A small group of students is taking the initiative to have serious, in-depth discussions about issues relating to diversity in the areas of race, sexual orientation, gender, religion, ability, and socioeconomic status.
Backgrounds, which is based around student-led discussion sessions, is in its pilot semester at Boston College. “A lot of students have their own interests, and they don’t stop to take the time to think about the interests of other students,” said Ricky Knapp, co-coordinator of the Campus Awareness department within UGBC and A&S ’14. “This brings together students who are interested in all different types of topics, and has them engage in discussion that they wouldn’t normally engage in with their peers on campus. If they’re interested in issues of sexual orientation, they can have these conversations-as well as in the context of class, or gender, race-it just expands the conversations that they’ll have.”
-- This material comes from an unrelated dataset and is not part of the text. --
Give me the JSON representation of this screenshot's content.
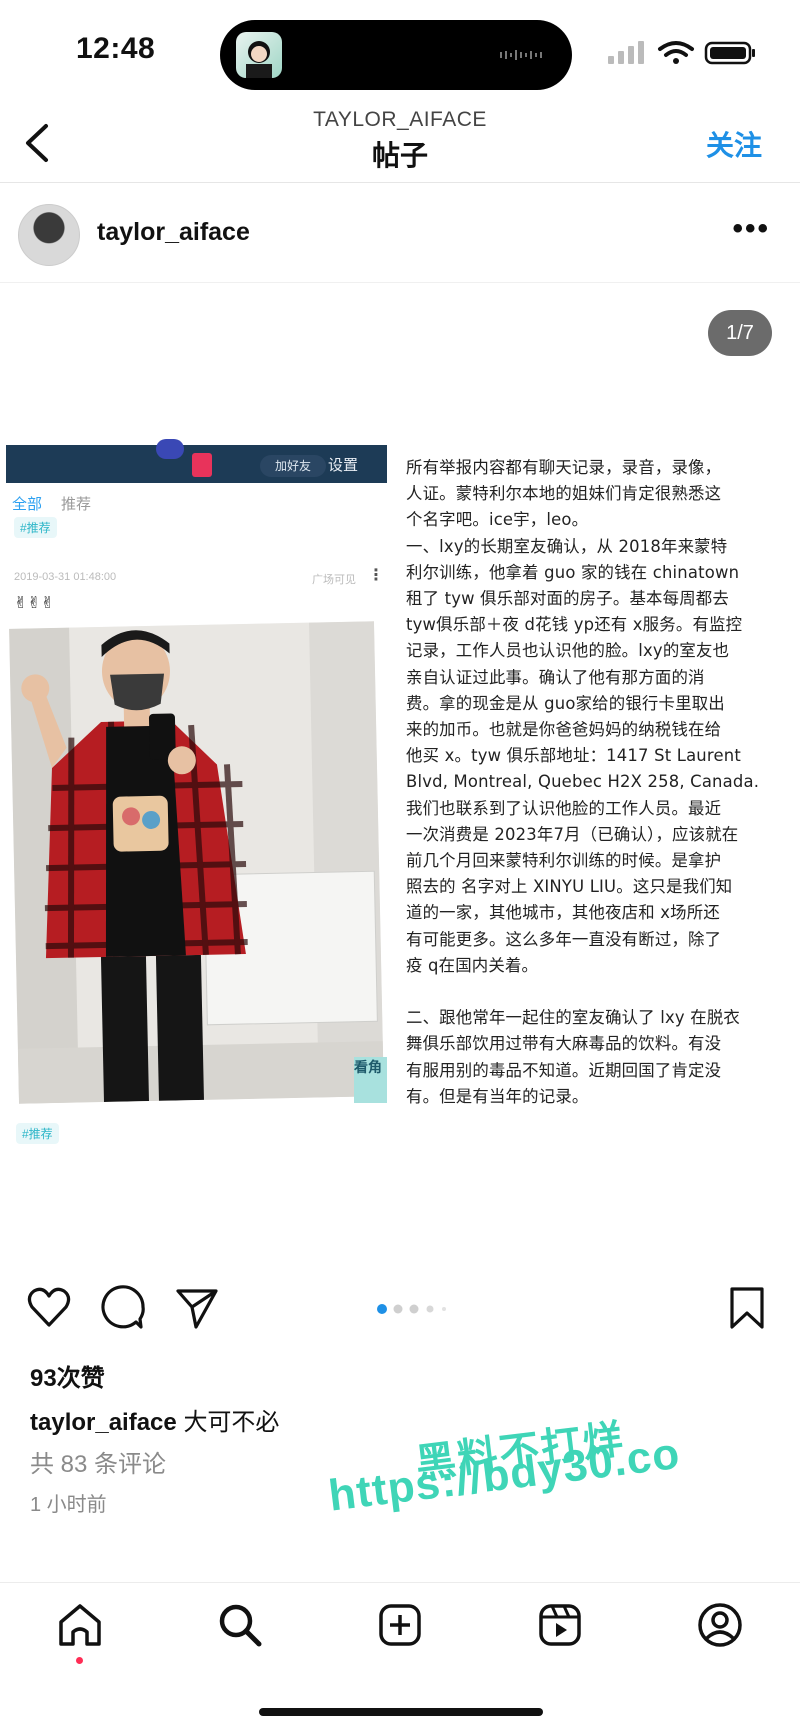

Knapp and co-director Nanci Fiore-Chettiar, a member of FACES and A&S ’15, formulated the program along with co-director Andrew Engber, A&S ’15. The three based the idea for Backgrounds off of the Dialogues on Race series (DOR), which is run by the Office of AHANA Student Programs (OASP) and FACES. Like DOR, Backgrounds is based around small student groups that meet for two-hour sessions for six weeks; unlike DOR, Backgrounds considers diversity issues besides race. The first half of each session focuses on talking about the issues in general, and during the second half, participants relate such diversity issues to their experiences at BC.
Sessions are on Wednesdays, from 5 to 7 p.m. and from 6 to 8 p.m., and began on Mar. 13. Each session consists of 12 students, who were admitted on a first-come, first-serve basis. According to Knapp and Fiore-Chettiar, both sessions were filled within two days, and a wait list began soon after. Backgrounds has run two sessions so far, and will continue through the end of the semester. The sessions are run by four undergraduate facilitators, with two assigned to each session: Jane Barry, LSOE ’14; Kristin Gordon, A&S ’15; Kate Saxton, A&S ’15; and William Hwang, A&S ’15.
Planning for Backgrounds began last semester, while Knapp was abroad, Fiore-Chettiar said. The co-directors conferred with on-campus resources such as Campus Ministry for religion, the Campus School for ability; the GLBTQ Leadership Council for sexual orientation; the WRC for gender; and FACES for race. The three co-directors of Backgrounds coordinated with Jennifer Wanandi, director of the Community Relations Department of UGBC-of which the Campus Awareness division is a subset-and A&S ’13. Wanandi had previously begun a similar program for in-classroom diversity efforts, also called Backgrounds-however, as the committee was no longer active, the name transferred to this semester’s pilot program.
Backgrounds is currently a program of the UGBC, implemented through the Campus Awareness division of the Cabinet. While the program’s management may change in the fall under the new UGBC structure, the current directors are hoping to expand Backgrounds nonetheless. “In the new UGBC, there does exist a new Campus Awareness committee,” Knapp said.
“What the new Campus Awareness does will probably be more solidified once they figure out what each division is going to be,” Fiore-Chettiar added. “Right now, UGBC is meeting with policy committees to try and form all the different divisions. We really hope that it will continue through [UGBC], because we think that it’s a really important program. If, for some reason, it doesn’t work out-I’m really hoping that’s not the case-then we’ll find another avenue.”
Although Backgrounds is still in the early stages, Knapp and Fiore-Chettiar have received positive feedback from participants and are looking into expanding the program in the future and even trying to institutionalize it. “I think that conversation in general is a really important part of raising awareness about different issues and different experiences, and I think that one of the unique things about [Backgrounds] is that you can learn about sexual orientation or race or gender in the context of how there’s oppression or privilege-all those other different aspects-but I think the fact that it’s unique to Boston College … the discussions that come out of that are a way to make sense of the culture that we live in, but also to become more aware of how other people experience those differences,” Fiore-Chettiar said. “It’s really about either affirming your own beliefs, or challenging them with other people’s opinions.
“We’ve met with OASP a couple of times, and they’ve said that if this program goes well, and they can see results from it and think that there is interest, they would be interested in speaking with us about maybe running it through their office at some point,” Fiore-Chettiar said.
Although the directors are pleased with the program so far, they are open to revising Backgrounds and expanding the program to a classroom setting. “I think the really great thing about keeping it among students is that you’re able to talk about things that you might not necessarily feel comfortable talking about with professors or faculty,” Fiore-Chettiar said. “Obviously the core is taking awhile … so this is a long-term vision kind of thing, but really what we want to do is bring this program to as many people as possible.”